This recorded session is from DataEngConf NYC 17. Slides are available on the event page.
There’s an often-quoted statistic that says that data analysts spend 80% of their time preparing data and only 20% actually analyzing it. There’s a lot that we as data engineers can do to help our analytics teams be more productive and spend less time worrying about data preparation. This session discusses common problems in data warehousing infrastructure from the point of view of analytics teams, and suggests practical solutions.
Watch the session video or read the key takeaways below.
Video: Building ETL Infrastructure Analysts Love
Key Takeaways
An ETL infrastructure that analysts and engineers love has two main properties:
It satisfies data analysts’ needs: Correctness, availability, recency, cleanliness and speed, and completeness.
It empowers analysts to manage it with ease, while alleviating resource-constrained engineering teams.
This summary covers reasons for why both those properties are important and should be considered when building out ETL infrastructure, whether starting from scratch or transforming an existing, inefficient system with one that analysts and engineers will love.

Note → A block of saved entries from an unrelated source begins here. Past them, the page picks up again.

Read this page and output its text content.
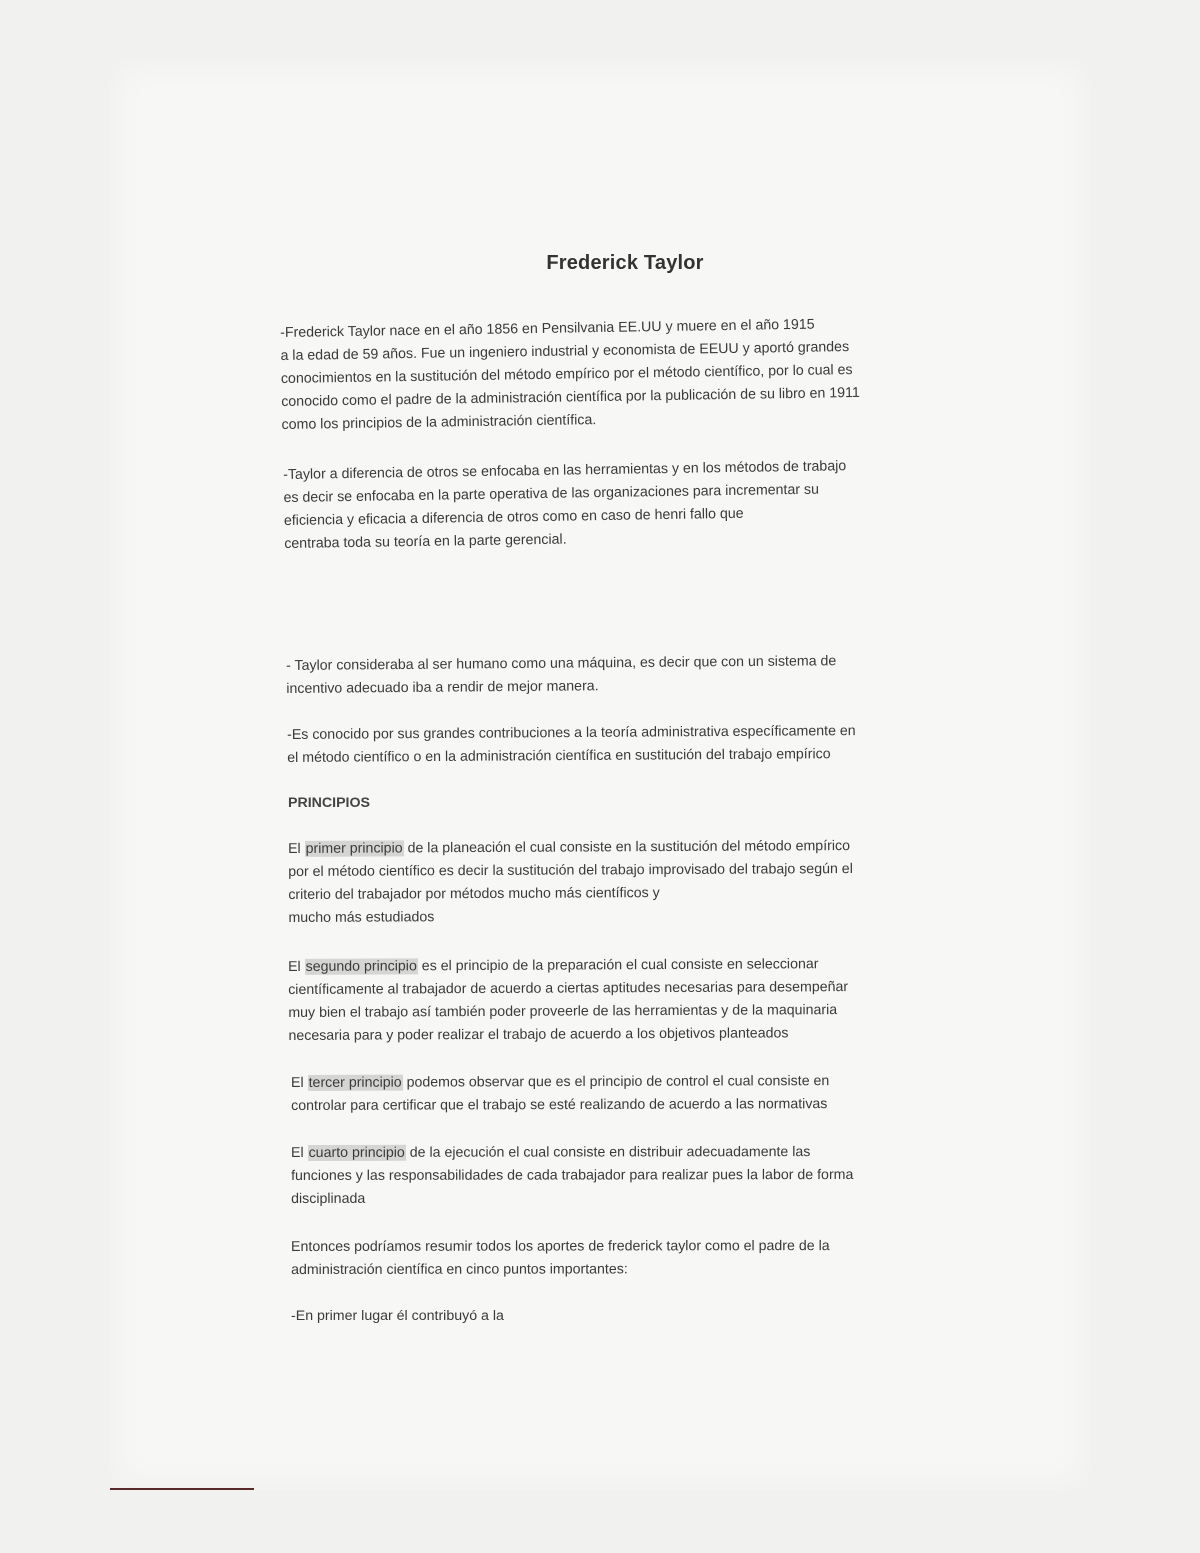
Frederick Taylor

-Frederick Taylor nace en el año 1856 en Pensilvania EE.UU y muere en el año 1915
a la edad de 59 años. Fue un ingeniero industrial y economista de EEUU y aportó grandes
conocimientos en la sustitución del método empírico por el método científico, por lo cual es
conocido como el padre de la administración científica por la publicación de su libro en 1911
como los principios de la administración científica.

-Taylor a diferencia de otros se enfocaba en las herramientas y en los métodos de trabajo
es decir se enfocaba en la parte operativa de las organizaciones para incrementar su
eficiencia y eficacia a diferencia de otros como en caso de henri fallo que
centraba toda su teoría en la parte gerencial.

- Taylor consideraba al ser humano como una máquina, es decir que con un sistema de
incentivo adecuado iba a rendir de mejor manera.

-Es conocido por sus grandes contribuciones a la teoría administrativa específicamente en
el método científico o en la administración científica en sustitución del trabajo empírico

PRINCIPIOS

El primer principio de la planeación el cual consiste en la sustitución del método empírico
por el método científico es decir la sustitución del trabajo improvisado del trabajo según el
criterio del trabajador por métodos mucho más científicos y
mucho más estudiados

El segundo principio es el principio de la preparación el cual consiste en seleccionar
científicamente al trabajador de acuerdo a ciertas aptitudes necesarias para desempeñar
muy bien el trabajo así también poder proveerle de las herramientas y de la maquinaria
necesaria para y poder realizar el trabajo de acuerdo a los objetivos planteados

El tercer principio podemos observar que es el principio de control el cual consiste en
controlar para certificar que el trabajo se esté realizando de acuerdo a las normativas

El cuarto principio de la ejecución el cual consiste en distribuir adecuadamente las
funciones y las responsabilidades de cada trabajador para realizar pues la labor de forma
disciplinada

Entonces podríamos resumir todos los aportes de frederick taylor como el padre de la
administración científica en cinco puntos importantes:

-En primer lugar él contribuyó a la
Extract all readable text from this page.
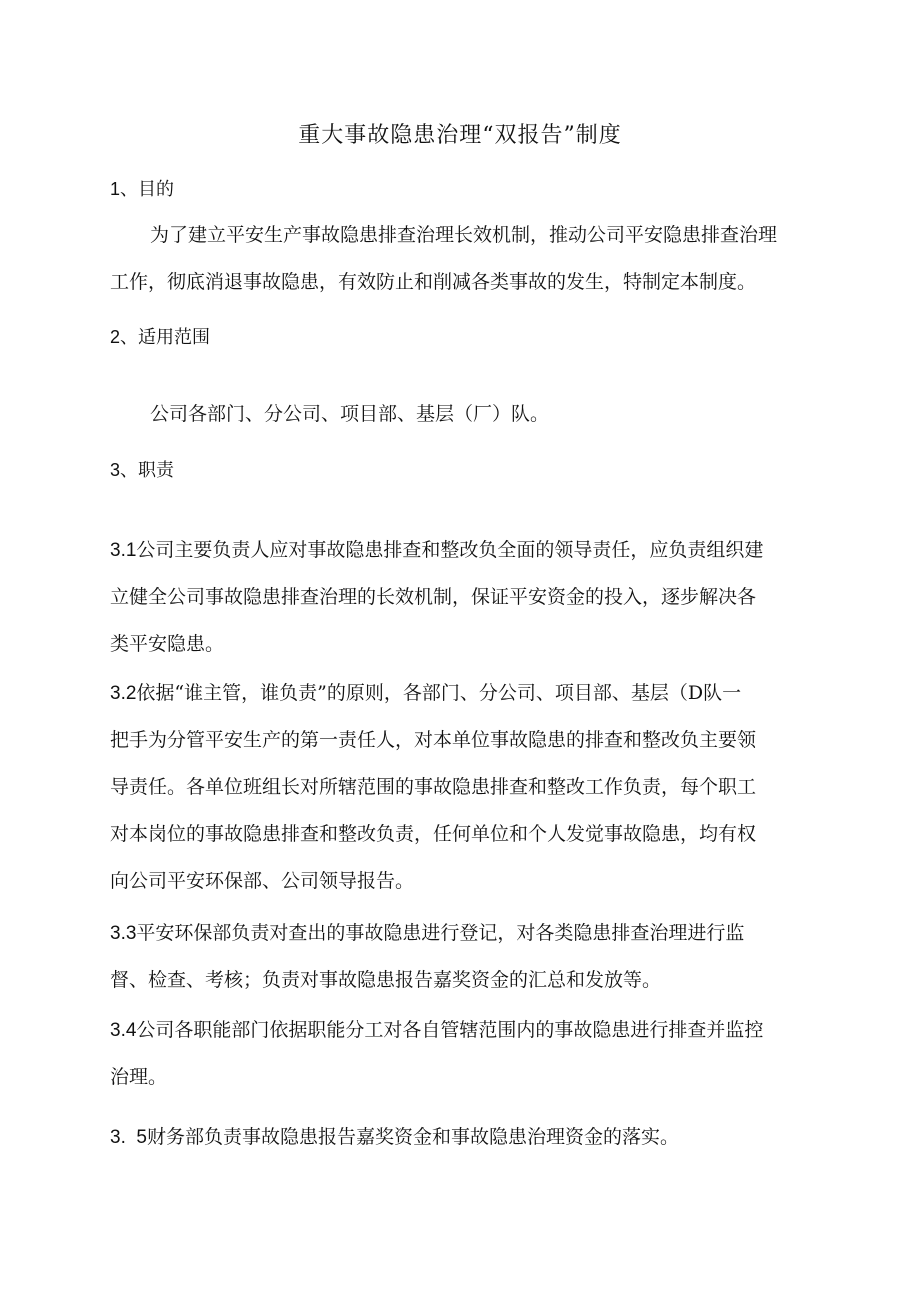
重大事故隐患治理“双报告”制度
1、目的
为了建立平安生产事故隐患排查治理长效机制，推动公司平安隐患排查治理
工作，彻底消退事故隐患，有效防止和削减各类事故的发生，特制定本制度。
2、适用范围
公司各部门、分公司、项目部、基层（厂）队。
3、职责
3.1公司主要负责人应对事故隐患排查和整改负全面的领导责任，应负责组织建
立健全公司事故隐患排查治理的长效机制，保证平安资金的投入，逐步解决各
类平安隐患。
3.2依据“谁主管，谁负责”的原则，各部门、分公司、项目部、基层（D队一
把手为分管平安生产的第一责任人，对本单位事故隐患的排查和整改负主要领
导责任。各单位班组长对所辖范围的事故隐患排查和整改工作负责，每个职工
对本岗位的事故隐患排查和整改负责，任何单位和个人发觉事故隐患，均有权
向公司平安环保部、公司领导报告。
3.3平安环保部负责对查出的事故隐患进行登记，对各类隐患排查治理进行监
督、检查、考核；负责对事故隐患报告嘉奖资金的汇总和发放等。
3.4公司各职能部门依据职能分工对各自管辖范围内的事故隐患进行排查并监控
治理。
3.  5财务部负责事故隐患报告嘉奖资金和事故隐患治理资金的落实。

Part 1: Data Analysts’ Hierarchy of Needs
For data analysts, there’s a hierarchy where they will only care about the higher levels once the more basic levels are taken care of, and in my experience, it can be roughly classified as follows:
Correct – Data correctness is the most fundamental of analysts’ needs. Building trust in the data is key.
Available – If data isn’t available—eg, if there’s some infrastructure component going down, or a change to the data that the ETL system isn’t setup to handle—analysts can’t do their job for an indefinite amount of time.
Up-to-date – Once analysts are confident that data is correct, and that they can rely on it being available the vast majority of the time, this is the next thing they’ll care about.
Clean and Fast – Now we are transitioning from enabling analysts to helping them be as effective at their jobs as they can be.
Complete – Does the warehouse have all the data that analysts care about? When analysts realize they have fast access to up-to-date data, they start asking more questions, which leads to demands for more sources of data to be integrated.
Part 2: Opening Up the ETL System to Analysts
As the size and needs of the analyst team grow, so does the complexity of the ETL system. It needs ongoing maintenance and improvements, and the burden of maintaining this system falls on engineers while analysts are forced to wait for weeks or months.
We can plot the few number of tasks involved with ETL and data warehousing at on a spectrum:
The solution is to move the line to the right: make it possible for analysts to maintain and scale the ETL infrastructure with less dependence from engineering.
Benefits of moving the line to the right:
Flexible systems
Decouple operational from analytical data systems
Faster time-to-insight
Data is trusted more
Analysts can satisfy all their data needs
How to Open the ETL System to Analysts:
When moving the line of ownership from left-to-right it’s critical to ensure analysts aren’t just tasked with maintaining the ETL system but are empowered to do so.
Some business intelligence (BI) tools shift the line slightly to the right, for instance, by allowing on-the-fly transformations and storing materialized views in a “cache layer.” This is a step in the right direction, but still leaves a large part of the ownership spectrum with the resource-constrained engineering team.
A data pipeline automation tool like Etleap takes care of many maintenance and optimization ETL tasks—such as managing data warehouse schemas—and simplifies the rest—such as adding new data from existing sources—so that analysts can do them on their own.
The end result is an infrastructure that gives analysts the data they need. What’s more, engineers love this infrastructure, too, because there’s less burden on them to maintain or scale the ETL infrastructure.